Vergangenen Sonntag – am 10.10.10. – war der „Micha-Sonntag“. Er erinnert mit Micha 6,8 an die Gerechtigkeit, die Gott von seinen Geschöpfen erwartet.
Die biblische Schriftlesung im Gottesdienst der FeG Marburg, den ich besucht habe, war der lange Abschnitt aus Matthäus 25,31-46: Jesu Rede vom Weltgericht. Die Menschen treten hier in zwei Gruppen vor den Richter: die Gerechten und die Verfluchten. Das wirft Fragen genug auf. Eine Sache aber sprang mir sofort ins Ohr:
Jesus redet die erste Gruppe an mit: „ihr Gesegneten“. Was meint er damit?

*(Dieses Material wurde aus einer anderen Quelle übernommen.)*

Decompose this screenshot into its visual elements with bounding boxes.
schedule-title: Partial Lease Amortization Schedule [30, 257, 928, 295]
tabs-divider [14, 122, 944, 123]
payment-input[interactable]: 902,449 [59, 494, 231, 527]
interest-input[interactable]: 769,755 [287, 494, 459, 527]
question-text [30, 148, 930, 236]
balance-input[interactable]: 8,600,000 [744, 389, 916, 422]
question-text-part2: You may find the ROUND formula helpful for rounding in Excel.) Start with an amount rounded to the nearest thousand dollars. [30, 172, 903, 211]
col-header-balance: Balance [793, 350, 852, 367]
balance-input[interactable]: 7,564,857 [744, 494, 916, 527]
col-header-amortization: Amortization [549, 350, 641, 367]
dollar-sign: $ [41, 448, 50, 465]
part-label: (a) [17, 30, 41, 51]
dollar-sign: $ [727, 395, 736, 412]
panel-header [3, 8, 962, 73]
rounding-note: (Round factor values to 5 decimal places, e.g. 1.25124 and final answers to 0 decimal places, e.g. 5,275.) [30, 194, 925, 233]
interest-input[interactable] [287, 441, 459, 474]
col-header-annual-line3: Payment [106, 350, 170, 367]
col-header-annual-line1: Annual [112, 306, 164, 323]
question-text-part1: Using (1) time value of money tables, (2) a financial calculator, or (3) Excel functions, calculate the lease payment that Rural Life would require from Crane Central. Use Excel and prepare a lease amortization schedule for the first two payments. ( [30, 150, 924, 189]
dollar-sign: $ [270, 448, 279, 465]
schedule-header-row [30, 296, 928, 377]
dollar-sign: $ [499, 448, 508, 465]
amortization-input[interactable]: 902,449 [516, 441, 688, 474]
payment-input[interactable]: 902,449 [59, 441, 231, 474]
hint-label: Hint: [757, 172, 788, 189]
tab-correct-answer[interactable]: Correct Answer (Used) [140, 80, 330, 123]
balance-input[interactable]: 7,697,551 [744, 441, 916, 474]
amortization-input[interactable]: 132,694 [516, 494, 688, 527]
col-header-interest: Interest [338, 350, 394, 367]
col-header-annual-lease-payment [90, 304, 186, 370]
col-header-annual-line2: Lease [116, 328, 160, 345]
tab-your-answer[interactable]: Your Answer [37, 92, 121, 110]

Warum sind die, die Liebe praktiziert haben, gesegnet?
Der Segen besteht nicht darin, dass der Richter sie dann belohnt. Die „Belohnung“, die Konsequenz, wird vielmehr anders beschrieben: „Empfangt als Erbe das Reich, das für euch vorbereitet ist.“ Der Gedankengang ist: Ihr habt Zugang zum Reich Gottes <– denn <– ihr habt Liebe praktiziert.
Die Anrede „ihr Gesegneten“ kommt aber noch vorher. Sie bezieht sich nicht einfach auf die Belohnung. Worin besteht der Segen denn dann?
Antwortversuch 1: Diese Menschen sind handfest, materiell gesegnet. Denn sie besitzen etwas, mit dem sie „zu essen und zu trinken geben, beherbergen, bekleiden“ konnten. Sie haben Nahrung, Wohnung, Kleidung – Ausdrucksformen des Segens Gottes.
Antwortversuch 2: Sie sind gesegnet mit einem Leben, das Liebe enthält. Sie waren imstande zu teilen und das ist der Segen. Nicht das „Material“, das sie teilten, sondern die Bereitschaft und die Praxis des Teilens. Ob das dem Sinn des Textes nahe kommt?
Nächste Woche möchte ich hier noch einige weitere Beobachtungen zu diesem Bibelabschnitt zeigen, die meine Vermutung noch unterstützen – und weitere Ergebnisse der Rede Jesu zutage fördern.
Für heute habe ich nachzudenken darüber, was es heißt, gesegnet zu sein. In 2. Chronik 31,10 beschreibt der Hohepriester Asarja seine Sicht von Gottes Segen: Man hat materiell etwas für Gott abgegeben, man kam dabei selber nicht zu kurz, man konnte satt werden und es blieb noch etwas übrig. Das ist Segen – einschließlich des ersten Schrittes: Teilen.
Jesus spricht die „Gesegneten seines Vaters“ an. Was heißt: gesegnet sein? Mein Eindruck: Gesegnet ist, wer die Bereitschaft und die Praxis des Teilens in seinem Leben hat. Die Schönheit der Liebe und des Abgebens zu entdecken und daran Freude zu gewinnen – das ist Segen. Das Materielle kommt dann irgendwann auch noch.